Kalman Weiser is the Silber Family Professor of Modern Jewish Studies and the Director of the Israel and Golda Koschitzky Centre for Jewish Studies at York University. A native of NYC (BA,Yale; MA and PhD, Columbia), he is the author of several studies about Jewish nationalism and Jews’ relationship to language, especially in eastern Europe. His study Jewish People, Yiddish Nation. Noah Prylucki and the Folkists in Poland won the 2012 Canadian Jewish Book Award for scholarship. He is also a contributor to and co-editor of Czernowitz at 100: the First Yiddish Language Conference in Historical Perspective (2010); a revised and expanded edition of Solomon Birnbaum’s seminal work Yiddish: a Survey and a Grammar (2016); and Key Concepts in the Study of Antisemitism (2021). In 2018, he was the co-organizer of Teaching about Antisemitism in the 21st Century, an intensive summer institute for advanced graduate students and junior faculty that is scheduled to be renewed in 2023.He has recently completed the manuscript for a book about Nazi scholars of Yiddish and their relationships with Jewish colleagues before, during and after World War II. Presently, he is conducting work on the history of the YIVO Institute for Jewish Research in post-war America.

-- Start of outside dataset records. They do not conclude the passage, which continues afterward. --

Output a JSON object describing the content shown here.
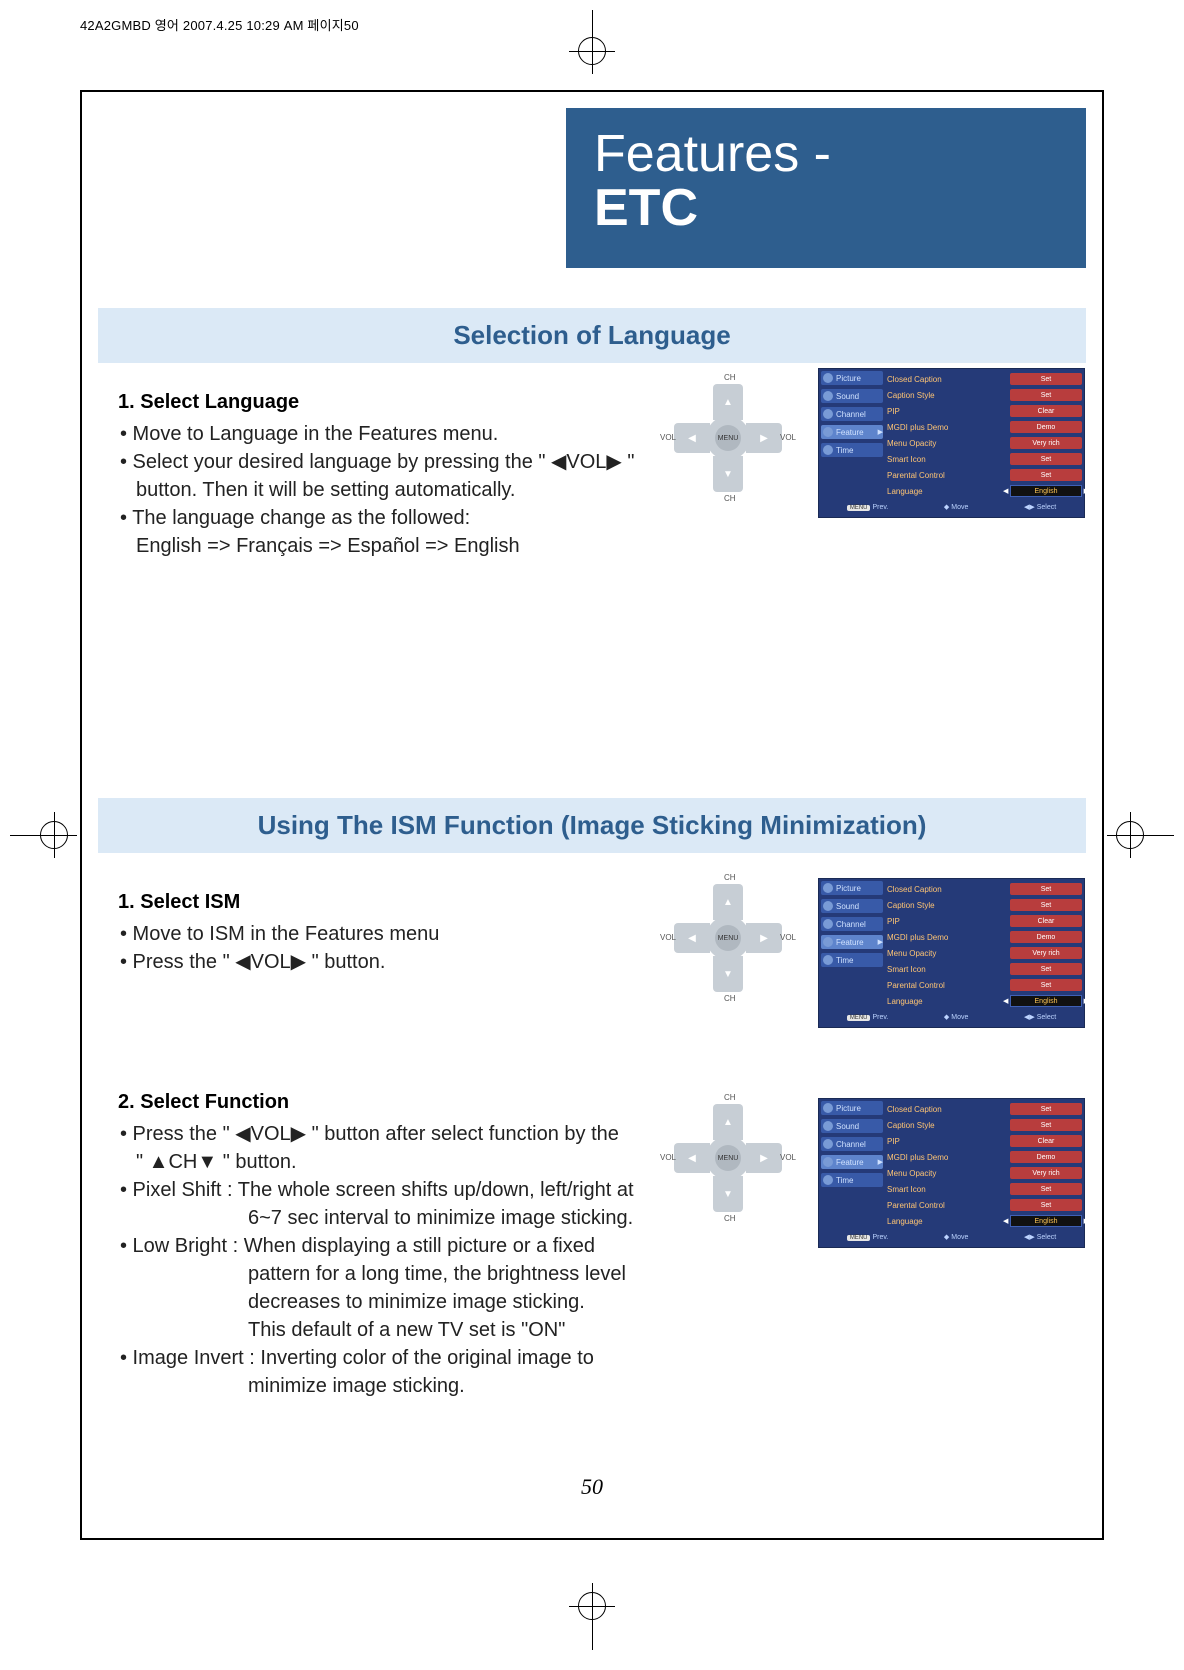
{
  "header_text": "42A2GMBD 영어  2007.4.25 10:29 AM 페이지50",
  "title_line1": "Features -",
  "title_line2": "ETC",
  "section1_header": "Selection of Language",
  "section2_header": "Using The ISM Function (Image Sticking Minimization)",
  "step1": {
    "title": "1. Select Language",
    "b1": "• Move to Language in the Features menu.",
    "b2a": "• Select your desired language by pressing the \" ◀VOL▶ \"",
    "b2b": "button. Then it will be setting automatically.",
    "b3a": "• The language change as the followed:",
    "b3b": "English => Français => Español => English"
  },
  "step2": {
    "title": "1. Select ISM",
    "b1": "• Move to ISM in the Features menu",
    "b2": "• Press the  \" ◀VOL▶ \" button."
  },
  "step3": {
    "title": "2. Select Function",
    "b1a": "• Press the \" ◀VOL▶ \" button after select function by the",
    "b1b": "\" ▲CH▼ \" button.",
    "b2a": "• Pixel Shift : The whole screen shifts up/down, left/right at",
    "b2b": "6~7 sec interval to minimize image sticking.",
    "b3a": "• Low Bright : When displaying a still picture or a fixed",
    "b3b": "pattern for a long time, the brightness level",
    "b3c": "decreases to minimize image sticking.",
    "b3d": "This default of a new TV set is \"ON\"",
    "b4a": "• Image Invert : Inverting color of the original image to",
    "b4b": "minimize image sticking."
  },
  "dpad": {
    "center": "MENU",
    "ch": "CH",
    "vol": "VOL"
  },
  "osd": {
    "cats": [
      "Picture",
      "Sound",
      "Channel",
      "Feature",
      "Time"
    ],
    "items": [
      {
        "name": "Closed Caption",
        "val": "Set"
      },
      {
        "name": "Caption Style",
        "val": "Set"
      },
      {
        "name": "PIP",
        "val": "Clear"
      },
      {
        "name": "MGDI plus Demo",
        "val": "Demo"
      },
      {
        "name": "Menu Opacity",
        "val": "Very rich"
      },
      {
        "name": "Smart Icon",
        "val": "Set"
      },
      {
        "name": "Parental Control",
        "val": "Set"
      },
      {
        "name": "Language",
        "val": "English"
      }
    ],
    "footer_prev_btn": "MENU",
    "footer_prev": "Prev.",
    "footer_move": "Move",
    "footer_select": "Select"
  },
  "page_number": "50"
}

Prof. Weiser regularly teaches courses about modern Jewish and general eastern European history, antisemitism, Yiddish, and Jewish languages. He has lectured widely in the US, Europe, Japan, and Israel.


Laura Wiseman

Laura Wiseman, PhD Hebrew Language and Literature, Collaborative Doctorate Jewish Studies, is a member of the Faculty of Education, Department of Humanities LAPS, and Faculty of Graduate Studies. As Koschitzky Family Chair in Jewish Teacher Education, she works with students of the Jewish Teacher Education Program preparing to teach Jewish Studies in formal, informal and experiential education settings. Her research focuses on the significance of intertextual reverberations in Hebrew language and literature: prose and poetry, life writing and écriture féminine. Her work takes into account classical Hebrew sources as well as medieval and modern belles lettres. Her present research is on the sacred and the sensual in contemporary Hebrew love poetry by Sivan Har-Shefi.

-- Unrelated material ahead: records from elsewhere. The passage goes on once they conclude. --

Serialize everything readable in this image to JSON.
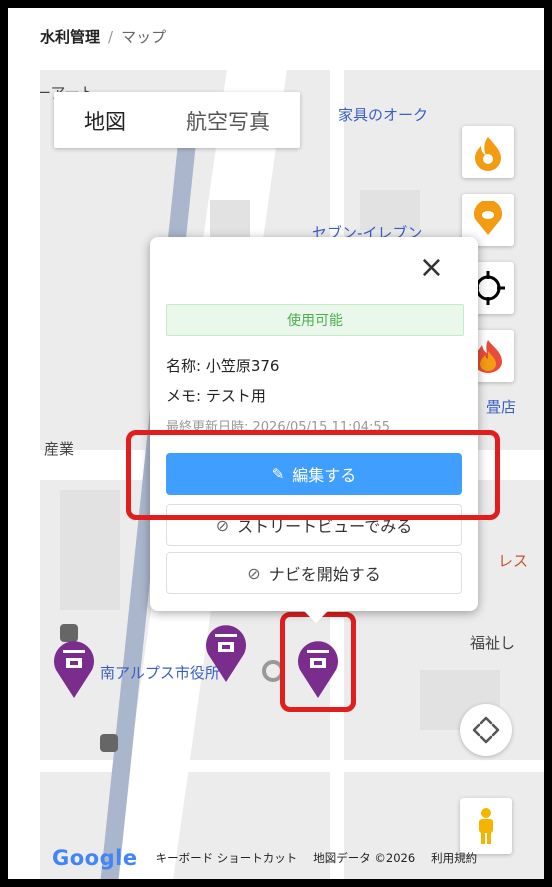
{
  "breadcrumb": {
    "root": "水利管理",
    "separator": "/",
    "current": "マップ"
  },
  "map_type": {
    "map": "地図",
    "satellite": "航空写真"
  },
  "map_labels": {
    "top_left": "ーアート",
    "furniture": "家具のオーク",
    "seven": "セブン-イレブン",
    "tatami": "畳店",
    "industry": "産業",
    "restaurant": "レス",
    "welfare": "福祉し",
    "city_hall": "南アルプス市役所"
  },
  "popup": {
    "status": "使用可能",
    "name_label": "名称: ",
    "name": "小笠原376",
    "memo_label": "メモ: ",
    "memo": "テスト用",
    "updated_label": "最終更新日時: ",
    "updated": "2026/05/15 11:04:55",
    "edit_button": "編集する",
    "streetview_button": "ストリートビューでみる",
    "navi_button": "ナビを開始する"
  },
  "footer": {
    "google": "Google",
    "shortcuts": "キーボード ショートカット",
    "map_data": "地図データ ©2026",
    "terms": "利用規約"
  },
  "colors": {
    "accent": "#409eff",
    "pin": "#7b2d8e",
    "highlight": "#e11d1d",
    "status_text": "#4caf50"
  }
}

Wiseman is currently president of Canadian Society for Jewish Studies and vice president of Midwest Jewish Studies Association.

Recent works

Wiseman, Laura. (forthcoming 2022). “Love Urgently, Wistfully, Playfully, Sacredly (Parts One and Two).” From Knowledge to Interpretive Transmission: Critical (Canadian) Readings of Jewish History and Thought. Daniel Maoz and Esti Mayer, eds. Cambridge Scholars Publishing.

Wiseman, Laura. 2021. “Word on the Street in the State Book Satires of S.Y. Agnon.” Agnon’s Tales of the Land of Israel. Shalom Carmy and Jeffrey Saks, eds. Eugene: Wipf and Stock. 151-165. 

Wiseman, Laura. 2021. “Lament Poetry: Voices of Protest.” Spatialized Injustice in the Contemporary City: Protesting as Public Pedagogy. S. Nombuso Dlamini and Angela Steinen, eds. Routledge/Taylor and Francis. 114-133.